The findings also showed 87 per cent of the 663 respondents said press freedom in the city - a constitutional guarantee - had been eroded under Donald Tsang Yam-kuen's administration.

Association chairwoman Mak Yin-ting said the government was to blame for the deterioration in the media's performance of its role as the fourth estate alongside the executive, legislature and judiciary.

She cited the government's tighter grip on the flow of information as the major cause of concern, with officials relying more on press releases than granting media interviews.

Self-censorship as well as interference from Beijing and its liaison office in the city had become habitual, the report concluded.

'The results confirm a worrying trend in the industry, especially when compared with a similar survey by [the association] in January 2007,' the report said.
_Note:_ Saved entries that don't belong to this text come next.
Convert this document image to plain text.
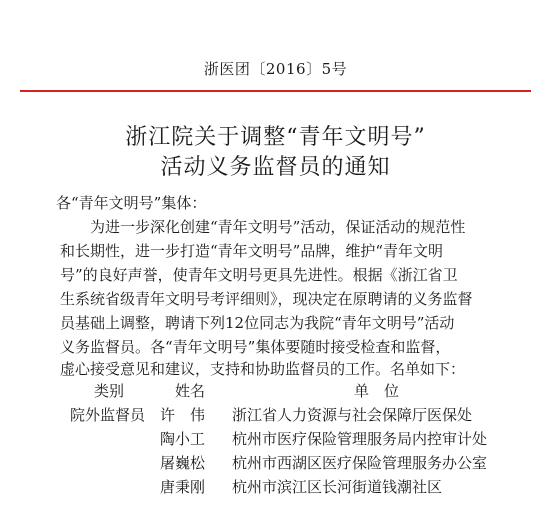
浙医团〔2016〕5号
浙江院关于调整“青年文明号”
活动义务监督员的通知
各“青年文明号”集体：
为进一步深化创建“青年文明号”活动，保证活动的规范性
和长期性，进一步打造“青年文明号”品牌，维护“青年文明
号”的良好声誉，使青年文明号更具先进性。根据《浙江省卫
生系统省级青年文明号考评细则》，现决定在原聘请的义务监督
员基础上调整，聘请下列12位同志为我院“青年文明号”活动
义务监督员。各“青年文明号”集体要随时接受检查和监督，
虚心接受意见和建议，支持和协助监督员的工作。名单如下：
类别	姓名	单　位
院外监督员 许　伟 浙江省人力资源与社会保障厅医保处
陶小工 杭州市医疗保险管理服务局内控审计处
屠巍松 杭州市西湖区医疗保险管理服务办公室
唐秉刚 杭州市滨江区长河街道钱潮社区
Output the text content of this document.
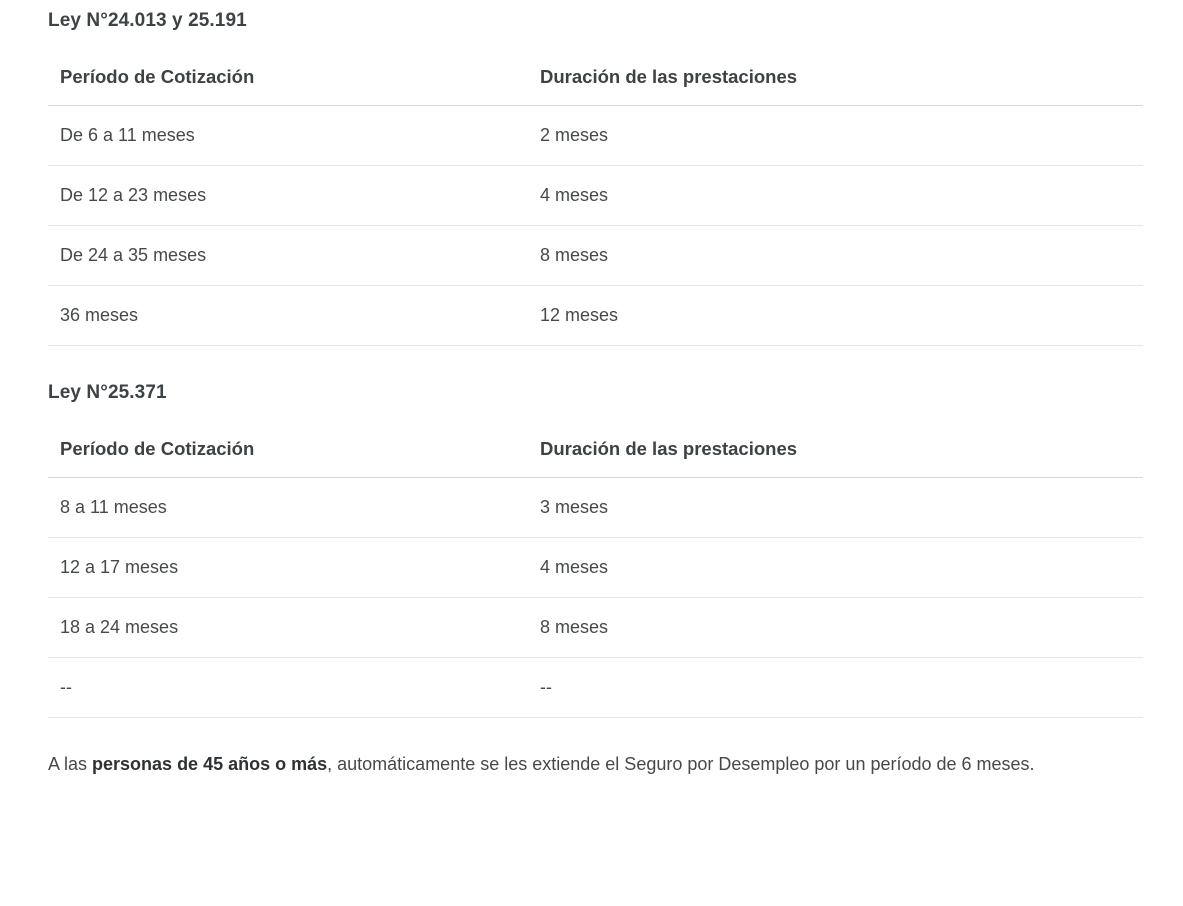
Ley N°24.013 y 25.191
Período de Cotización	Duración de las prestaciones
De 6 a 11 meses	2 meses
De 12 a 23 meses	4 meses
De 24 a 35 meses	8 meses
36 meses	12 meses
Ley N°25.371
Período de Cotización	Duración de las prestaciones
8 a 11 meses	3 meses
12 a 17 meses	4 meses
18 a 24 meses	8 meses
--	--

A las personas de 45 años o más, automáticamente se les extiende el Seguro por Desempleo por un período de 6 meses.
For those who said they or their supervisors had carried out self-censorship, almost half attributed the practice to the need to downplay issues 'unfavourable to conglomerates that wield strong influence over advertising', while 37 per cent said it was to avoid information that might anger Beijing.

Last week, several political groups demonstrated outside the South China Morning Post office, accusing the paper of self-censorship over the coverage of the death of dissident Li Wangyang. They accused Post editor-in-chief Wang Xiangwei of trying to serve Beijing's interests.

The survey was conducted between mid-April and early-May.

Mak used her attendance at a memorial for Lee Tsz-chung, the former president of the Wen Wei Po newspaper who died recently, to call on the police to improve communication with the media.

She said the force should tell journalists how it planned to police the upcoming July 1 protest march.